One member of a Tyngsboro, Ma. water skiing duo loses his grip and lands sideways while his partner tries to avoid him (© Michael Maher, The Lowell (Ma.) Sun).
A weekend water skiing show was scheduled on a lake in Tyngsboro, Ma., and I was asked to shoot a promotional picture a few days in advance. When I arrived, two performers offered to let me photograph a preview of their acrobatic water skiing. Before we started, the leader of the team remarked that he hoped I would publish a picture of them doing things right, not slipping or falling. Photographers, he said, prefer the shots of them falling, and those are the pictures most often published. Never having shot water skiing before, I told him I would try to emphasize photos of their successes. I climbed into the motorboat, as they jumped into the water, donned their water skis, and grabbed the ropes.
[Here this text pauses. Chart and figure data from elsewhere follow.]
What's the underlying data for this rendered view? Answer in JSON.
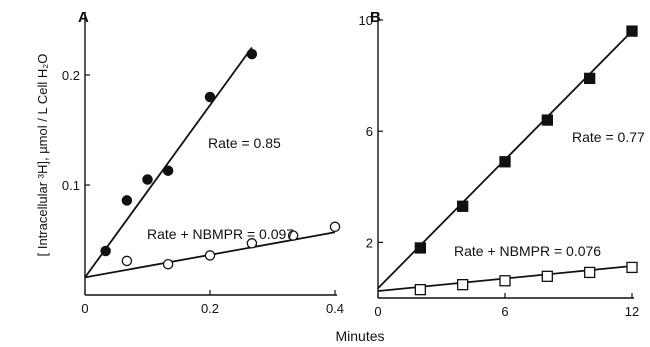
{
  "figure": {
    "xlabel": "Minutes",
    "ylabel": "[ Intracellular ³H], µmol / L Cell H₂O"
  },
  "chart_data": [
    {
      "panel": "A",
      "type": "scatter",
      "xlabel": "Minutes",
      "ylabel": "[ Intracellular ³H], µmol / L Cell H₂O",
      "xlim": [
        0,
        0.4
      ],
      "ylim": [
        0,
        0.25
      ],
      "xticks": [
        0,
        0.2,
        0.4
      ],
      "xtick_labels": [
        "0",
        "0.2",
        "0.4"
      ],
      "yticks": [
        0.1,
        0.2
      ],
      "ytick_labels": [
        "0.1",
        "0.2"
      ],
      "grid": false,
      "series": [
        {
          "marker": "filled-circle",
          "annotation": "Rate = 0.85",
          "x": [
            0.033,
            0.067,
            0.1,
            0.133,
            0.2,
            0.267
          ],
          "y": [
            0.04,
            0.086,
            0.105,
            0.113,
            0.18,
            0.219
          ],
          "fit": [
            [
              0,
              0.016
            ],
            [
              0.267,
              0.225
            ]
          ]
        },
        {
          "marker": "open-circle",
          "annotation": "Rate + NBMPR = 0.097",
          "x": [
            0.067,
            0.133,
            0.2,
            0.267,
            0.333,
            0.4
          ],
          "y": [
            0.031,
            0.028,
            0.036,
            0.047,
            0.054,
            0.062
          ],
          "fit": [
            [
              0,
              0.016
            ],
            [
              0.4,
              0.057
            ]
          ]
        }
      ]
    },
    {
      "panel": "B",
      "type": "scatter",
      "xlabel": "Minutes",
      "xlim": [
        0,
        12
      ],
      "ylim": [
        0,
        10
      ],
      "xticks": [
        0,
        6,
        12
      ],
      "xtick_labels": [
        "0",
        "6",
        "12"
      ],
      "yticks": [
        2,
        6,
        10
      ],
      "ytick_labels": [
        "2",
        "6",
        "10"
      ],
      "grid": false,
      "series": [
        {
          "marker": "filled-square",
          "annotation": "Rate = 0.77",
          "x": [
            2,
            4,
            6,
            8,
            10,
            12
          ],
          "y": [
            1.8,
            3.3,
            4.9,
            6.4,
            7.9,
            9.6
          ],
          "fit": [
            [
              0,
              0.35
            ],
            [
              12,
              9.6
            ]
          ]
        },
        {
          "marker": "open-square",
          "annotation": "Rate + NBMPR = 0.076",
          "x": [
            2,
            4,
            6,
            8,
            10,
            12
          ],
          "y": [
            0.3,
            0.48,
            0.62,
            0.78,
            0.92,
            1.1
          ],
          "fit": [
            [
              0,
              0.25
            ],
            [
              12,
              1.15
            ]
          ]
        }
      ]
    }
  ]
}
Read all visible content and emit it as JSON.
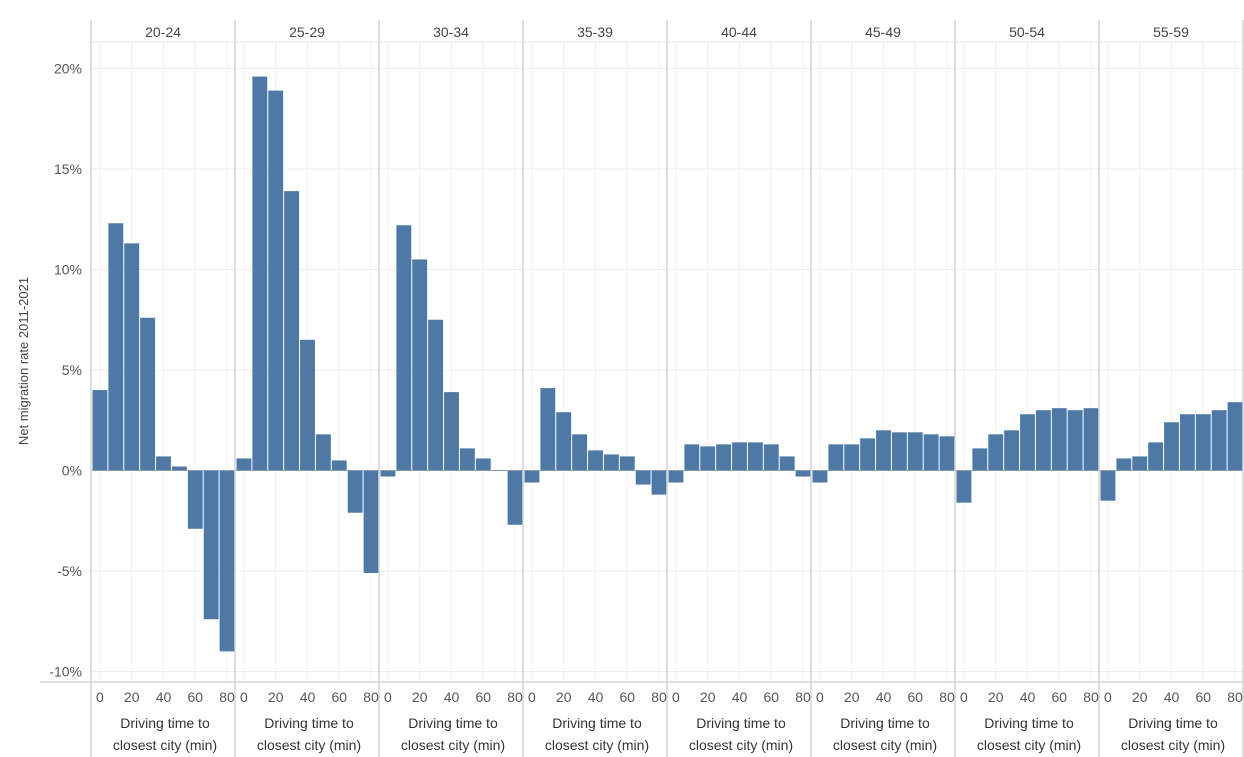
{
  "chart_data": {
    "type": "bar",
    "title": "",
    "ylabel": "Net migration rate 2011-2021",
    "xlabel_lines": [
      "Driving time to",
      "closest city (min)"
    ],
    "ylim": [
      -10.5,
      21
    ],
    "y_ticks": [
      20,
      15,
      10,
      5,
      0,
      -5,
      -10
    ],
    "y_tick_labels": [
      "20%",
      "15%",
      "10%",
      "5%",
      "0%",
      "-5%",
      "-10%"
    ],
    "x_ticks": [
      0,
      20,
      40,
      60,
      80
    ],
    "x_tick_labels": [
      "0",
      "20",
      "40",
      "60",
      "80"
    ],
    "x_bins": [
      0,
      10,
      20,
      30,
      40,
      50,
      60,
      70,
      80,
      90
    ],
    "bar_color": "#4e79a7",
    "grid": true,
    "facets": [
      {
        "label": "20-24",
        "values": [
          4.0,
          12.3,
          11.3,
          7.6,
          0.7,
          0.2,
          -2.9,
          -7.4,
          -9.0
        ]
      },
      {
        "label": "25-29",
        "values": [
          0.6,
          19.6,
          18.9,
          13.9,
          6.5,
          1.8,
          0.5,
          -2.1,
          -5.1
        ]
      },
      {
        "label": "30-34",
        "values": [
          -0.3,
          12.2,
          10.5,
          7.5,
          3.9,
          1.1,
          0.6,
          0.0,
          -2.7
        ]
      },
      {
        "label": "35-39",
        "values": [
          -0.6,
          4.1,
          2.9,
          1.8,
          1.0,
          0.8,
          0.7,
          -0.7,
          -1.2
        ]
      },
      {
        "label": "40-44",
        "values": [
          -0.6,
          1.3,
          1.2,
          1.3,
          1.4,
          1.4,
          1.3,
          0.7,
          -0.3
        ]
      },
      {
        "label": "45-49",
        "values": [
          -0.6,
          1.3,
          1.3,
          1.6,
          2.0,
          1.9,
          1.9,
          1.8,
          1.7
        ]
      },
      {
        "label": "50-54",
        "values": [
          -1.6,
          1.1,
          1.8,
          2.0,
          2.8,
          3.0,
          3.1,
          3.0,
          3.1
        ]
      },
      {
        "label": "55-59",
        "values": [
          -1.5,
          0.6,
          0.7,
          1.4,
          2.4,
          2.8,
          2.8,
          3.0,
          3.4
        ]
      }
    ]
  }
}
When the boat accelerated, the two of them were pulled along on their water skis. They skied very impressively, exchanging positions, going over high jumps, one climbing on the other’s shoulders, and I got several pictures of their stunts. When they slipped on a very difficult stunt, I shot that photo, too. Sure enough, when I reviewed all the pictures, their fall was a far better shot than the photos of them skiing flawlessly. My newspaper published their fall picture big while the successful jump photo ran smaller. Later, a fellow photographer covering the actual water skiing show reported that both water skiers told him they really liked the shot of them falling.
1) Water skiing can be a very acrobatic event, and the best photos are often when a skier slips or falls.
2) Shoot your photos from the back of the boat pulling the water skiers.
3) Another strong photo is when the skiers create patterns of waves with their skis.